Netwerkcontrollerservice aan VMM toevoegen
Nadat de netwerkcontrollerservice met succes is geïmplementeerd, is de volgende stap deze toevoegen aan VMM als een netwerkservice.
Klik in Fabric met de rechtermuisknop opNetwerknetwerkservice> en selecteer Netwerkservice toevoegen.
De wizard Netwerkservice toevoegen wordt gestart. Geef een naam en eventueel een beschrijving op.
Selecteer Microsoft voor de fabrikant en selecteer Microsoft-netwerkcontroller voor het model.
Geef bij Referenties het Uitvoeren als-account op dat u wilt gebruiken voor het configureren van de netwerkservice. Dit moet hetzelfde account zijn dat u in de groep netwerkcontrollerclients hebt opgenomen.

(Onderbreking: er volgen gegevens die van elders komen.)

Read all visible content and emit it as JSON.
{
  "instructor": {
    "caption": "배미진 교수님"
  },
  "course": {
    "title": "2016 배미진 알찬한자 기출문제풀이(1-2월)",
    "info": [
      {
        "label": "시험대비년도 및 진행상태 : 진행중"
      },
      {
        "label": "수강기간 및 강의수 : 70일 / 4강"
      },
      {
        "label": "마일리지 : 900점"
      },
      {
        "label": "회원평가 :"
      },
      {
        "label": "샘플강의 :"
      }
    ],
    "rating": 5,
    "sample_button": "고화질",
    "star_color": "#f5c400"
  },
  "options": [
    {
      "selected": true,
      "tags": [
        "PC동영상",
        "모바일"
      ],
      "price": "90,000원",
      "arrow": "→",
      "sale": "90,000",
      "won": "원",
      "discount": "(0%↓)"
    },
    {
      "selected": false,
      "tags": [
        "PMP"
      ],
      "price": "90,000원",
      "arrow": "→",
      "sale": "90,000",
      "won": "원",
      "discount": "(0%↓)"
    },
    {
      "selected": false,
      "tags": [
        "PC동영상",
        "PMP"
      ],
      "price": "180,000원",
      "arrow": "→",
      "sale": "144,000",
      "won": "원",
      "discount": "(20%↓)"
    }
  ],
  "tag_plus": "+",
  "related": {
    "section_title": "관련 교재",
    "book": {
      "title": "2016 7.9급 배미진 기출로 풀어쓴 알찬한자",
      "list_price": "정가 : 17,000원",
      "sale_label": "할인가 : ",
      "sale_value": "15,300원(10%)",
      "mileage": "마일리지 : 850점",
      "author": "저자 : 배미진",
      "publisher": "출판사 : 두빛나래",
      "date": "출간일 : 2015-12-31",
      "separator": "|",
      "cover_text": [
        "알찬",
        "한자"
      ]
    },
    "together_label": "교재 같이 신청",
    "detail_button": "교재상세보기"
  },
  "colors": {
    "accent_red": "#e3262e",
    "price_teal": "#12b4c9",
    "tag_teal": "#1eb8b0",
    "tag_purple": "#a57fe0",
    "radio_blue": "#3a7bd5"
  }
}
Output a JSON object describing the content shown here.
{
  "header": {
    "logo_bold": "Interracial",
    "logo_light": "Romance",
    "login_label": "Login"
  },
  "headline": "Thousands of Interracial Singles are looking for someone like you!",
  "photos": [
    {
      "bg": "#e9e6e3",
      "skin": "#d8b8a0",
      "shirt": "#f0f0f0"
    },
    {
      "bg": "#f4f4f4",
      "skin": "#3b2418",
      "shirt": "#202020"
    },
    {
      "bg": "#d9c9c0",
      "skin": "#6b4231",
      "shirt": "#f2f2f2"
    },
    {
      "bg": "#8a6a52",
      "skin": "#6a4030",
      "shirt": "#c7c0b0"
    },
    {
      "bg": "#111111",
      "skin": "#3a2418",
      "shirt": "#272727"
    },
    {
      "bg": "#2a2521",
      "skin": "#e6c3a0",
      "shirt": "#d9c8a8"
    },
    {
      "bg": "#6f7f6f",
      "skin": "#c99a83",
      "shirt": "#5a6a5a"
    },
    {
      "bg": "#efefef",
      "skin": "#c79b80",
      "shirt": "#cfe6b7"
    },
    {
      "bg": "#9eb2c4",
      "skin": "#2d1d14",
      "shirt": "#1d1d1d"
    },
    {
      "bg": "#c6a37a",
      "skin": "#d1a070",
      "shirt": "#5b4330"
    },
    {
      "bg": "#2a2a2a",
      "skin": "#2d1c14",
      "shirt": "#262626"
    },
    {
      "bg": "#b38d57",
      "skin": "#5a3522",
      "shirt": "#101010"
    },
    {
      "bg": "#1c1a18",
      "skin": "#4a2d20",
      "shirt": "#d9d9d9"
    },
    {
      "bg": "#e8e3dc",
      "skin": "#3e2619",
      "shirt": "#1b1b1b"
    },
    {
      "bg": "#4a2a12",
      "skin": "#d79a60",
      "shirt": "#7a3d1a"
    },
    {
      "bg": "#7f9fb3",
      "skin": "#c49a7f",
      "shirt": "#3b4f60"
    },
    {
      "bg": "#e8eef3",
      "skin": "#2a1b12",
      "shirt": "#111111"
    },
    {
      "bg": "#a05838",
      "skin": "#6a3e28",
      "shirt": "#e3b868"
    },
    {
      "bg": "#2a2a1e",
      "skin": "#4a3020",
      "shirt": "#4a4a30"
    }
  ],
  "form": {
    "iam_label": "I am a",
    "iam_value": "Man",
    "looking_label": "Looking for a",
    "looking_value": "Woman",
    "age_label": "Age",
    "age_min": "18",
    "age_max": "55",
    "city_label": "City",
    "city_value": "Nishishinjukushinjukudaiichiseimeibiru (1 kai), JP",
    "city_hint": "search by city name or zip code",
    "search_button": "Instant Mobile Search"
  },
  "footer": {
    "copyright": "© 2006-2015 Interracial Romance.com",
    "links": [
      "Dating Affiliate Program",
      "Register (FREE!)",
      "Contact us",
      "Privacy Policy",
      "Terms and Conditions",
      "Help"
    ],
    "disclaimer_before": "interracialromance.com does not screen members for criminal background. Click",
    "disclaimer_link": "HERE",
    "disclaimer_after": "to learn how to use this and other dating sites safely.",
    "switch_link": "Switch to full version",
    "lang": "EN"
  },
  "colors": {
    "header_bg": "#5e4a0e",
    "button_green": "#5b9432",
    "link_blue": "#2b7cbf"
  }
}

Voor de Verbindingstekenreeks:
- In de implementatie met meerdere knooppunten moet ServerURL het REST-eindpunt gebruiken en moet servicename de naam zijn van het exemplaar van de netwerkcontroller.
- In de implementatie met één knooppunt moet ServerURL de FQDN-naam van de netwerkcontroller zijn en moet servicenaam de service-exemplaarnaam van de netwerkcontroller zijn. Voorbeeld:
serverurl=https://NCCluster.contoso.com;servicename=NC_VMM_RTM
In Certificaten controleren wordt een verbinding met de netwerkcontroller-VM gemaakt om het certificaat op te halen. Controleer of het verwachte certificaat wordt weergegeven. Zorg ervoor dat u Deze certificaten zijn gecontroleerd en kunnen worden geïmporteerd in het vak Vertrouwd certificaatarchief selecteert.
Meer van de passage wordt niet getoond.